The House Oversight Committee voted to subpoena the Office of Congressional Workplace Rights for every settlement paid out before 2018.

Before the rules changed.

Before members were required to pay out of their own pockets.

Before anyone had to put their name on anything.

Those records exist.

They have dollar amounts, dates, and the names of the congressional offices that paid.

When that subpoena is fulfilled, Americans will find out which members used taxpayer money to quietly bury harassment claims while standing at a podium pretending to care about accountability.

Some of those members almost certainly voted on Wednesday to keep the Ethics files sealed.

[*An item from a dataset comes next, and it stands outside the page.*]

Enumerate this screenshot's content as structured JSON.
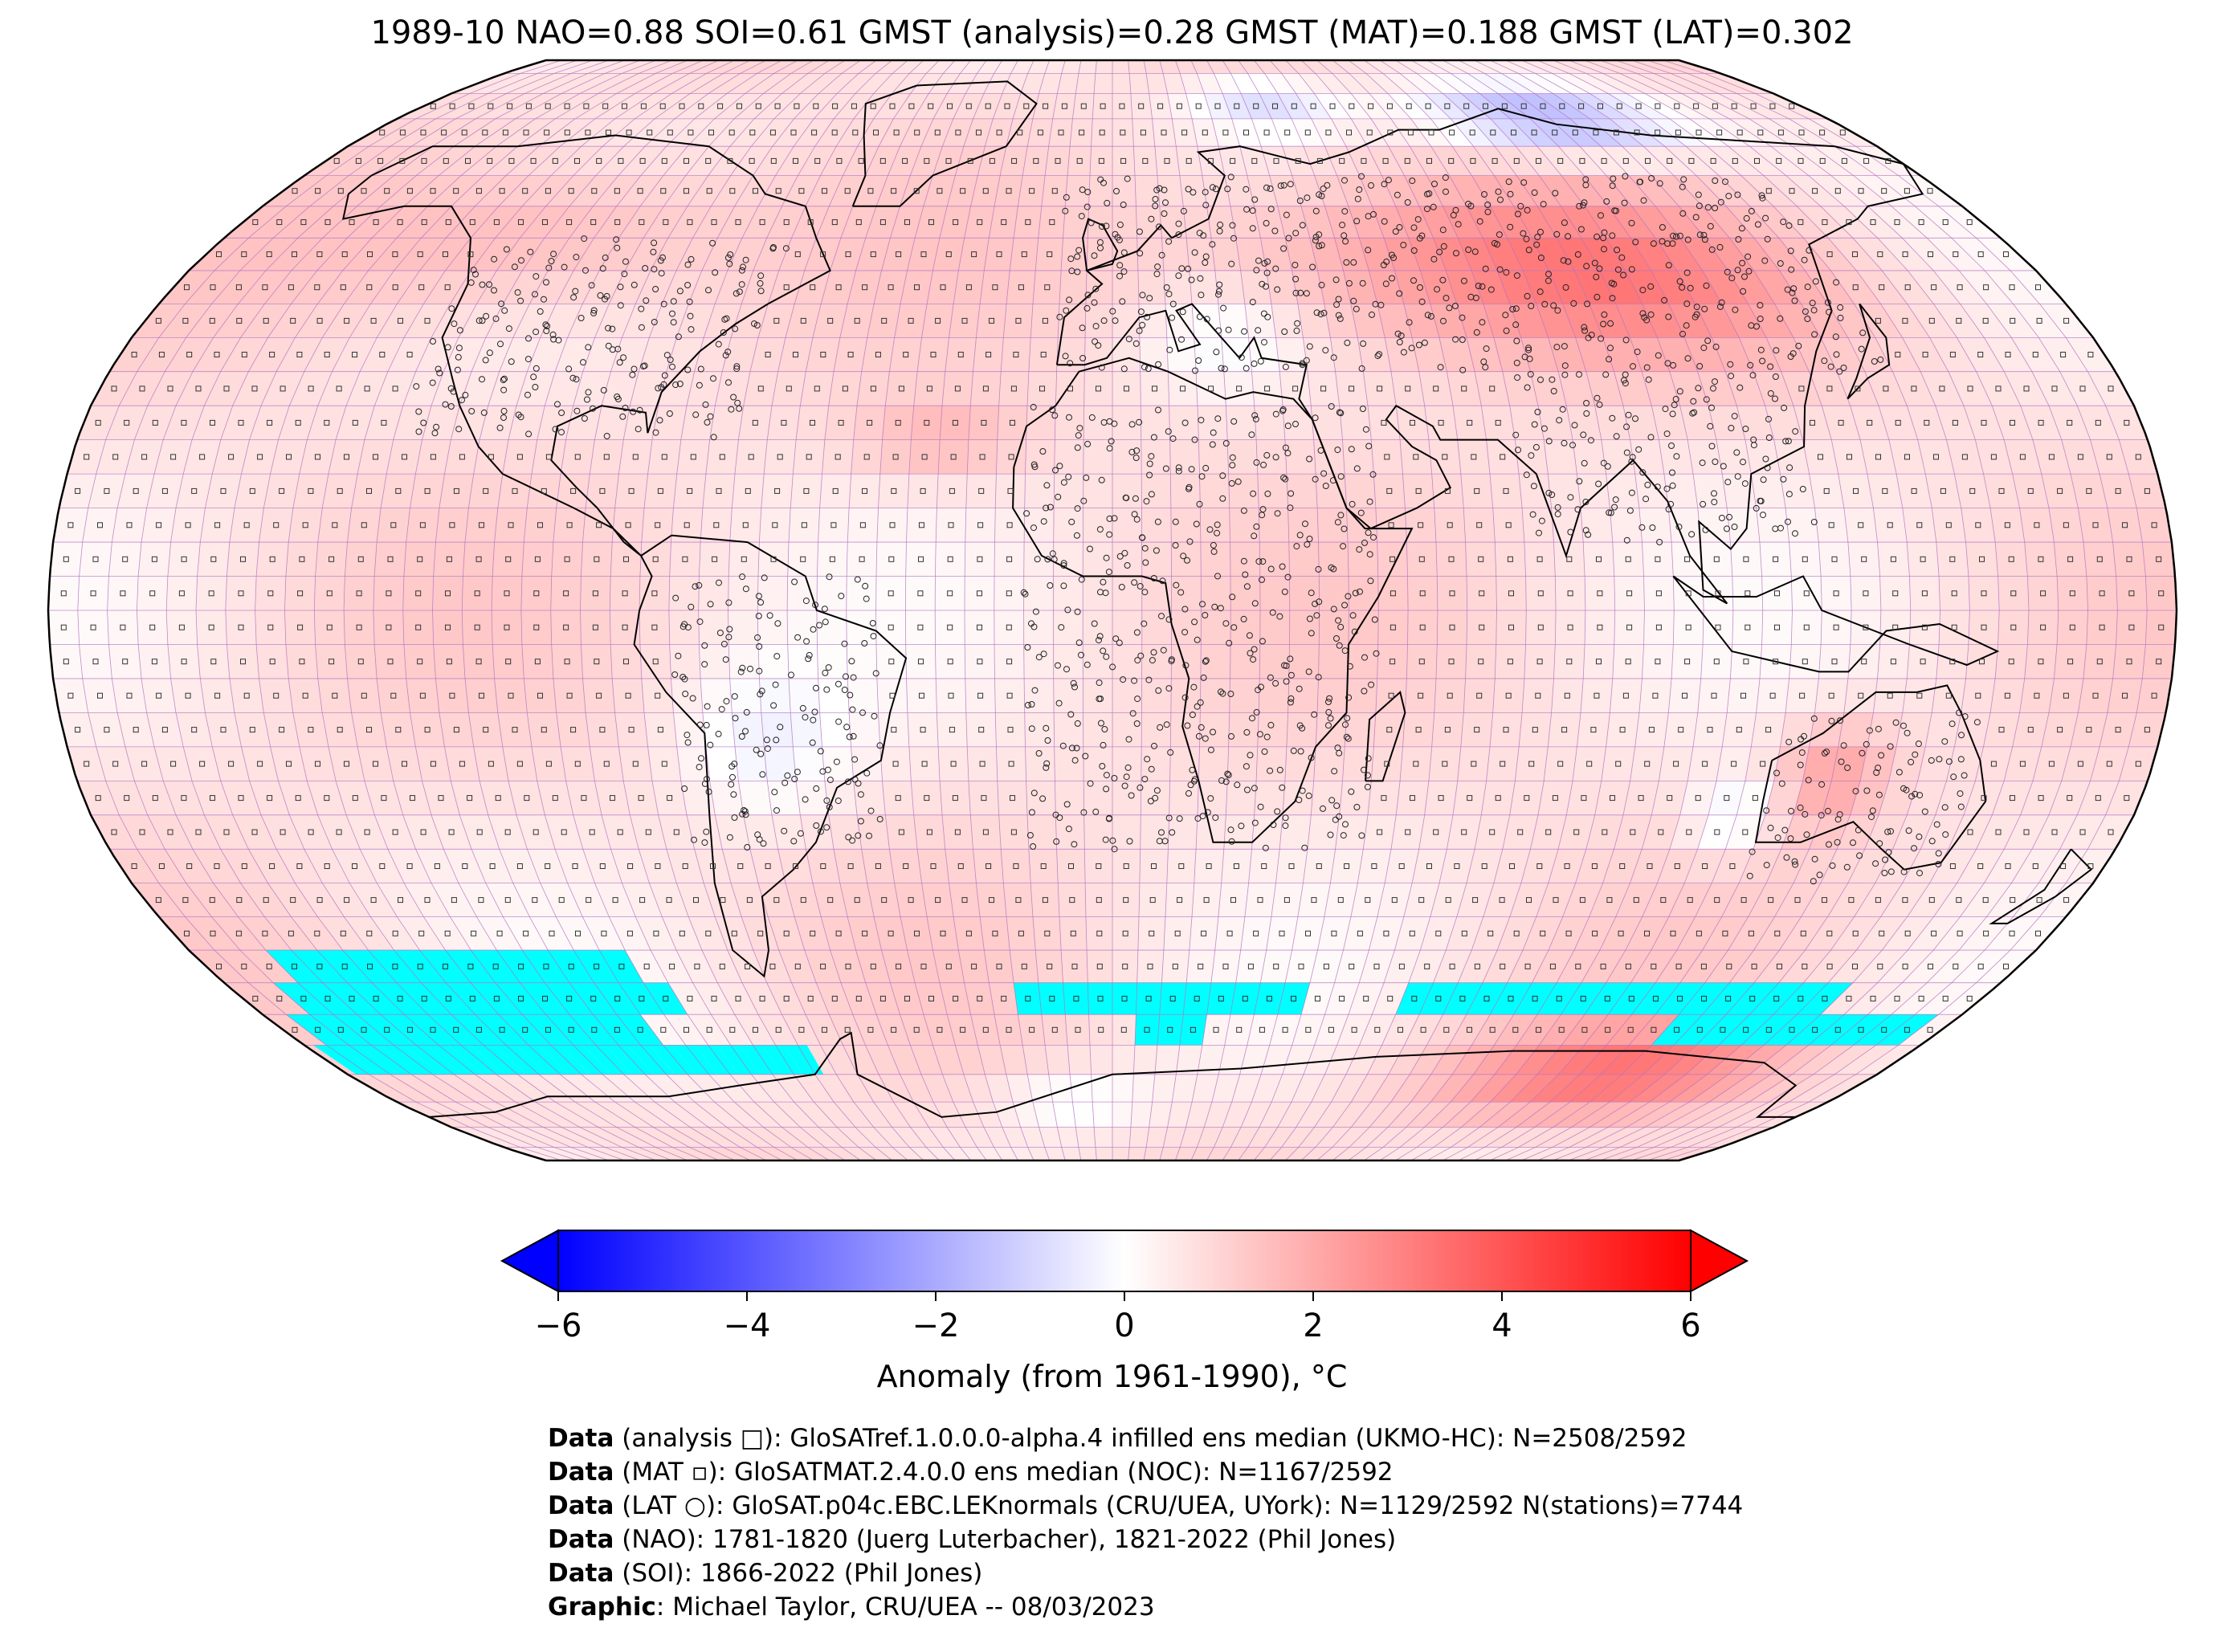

The establishment blocked Mace's resolution because they thought it was the whole fight.

It wasn't.

She already won the one that matters.


Sources:

  • "House Blocks Release of Lawmakers' Misconduct Reports," Real Truth Media, March 5, 2026.
  • "House Squashes Effort to Force Release of Ethics Files," Roll Call, March 4, 2026.
  • "Tony Gonzales Admits Affair With Aide Who Died by Suicide," Texas Tribune, March 4, 2026.
  • "This Is Going Too Far: Husband of Rep. Tony Gonzales' Former Aide Shares Texts," KSAT Investigates, February 23, 2026.
  • "$18.2 Million Congressional Slush Fund for #MeToo Claims," House Judiciary Committee Document, 2024.
  • "Here Are the 7 Congressmen Accused of Sexual Misconduct Since #MeToo," Roll Call, April 2018.
  • "House Effectively Kills Mace Push to Release Sexual Misconduct Reports," Newsweek, March 5, 2026.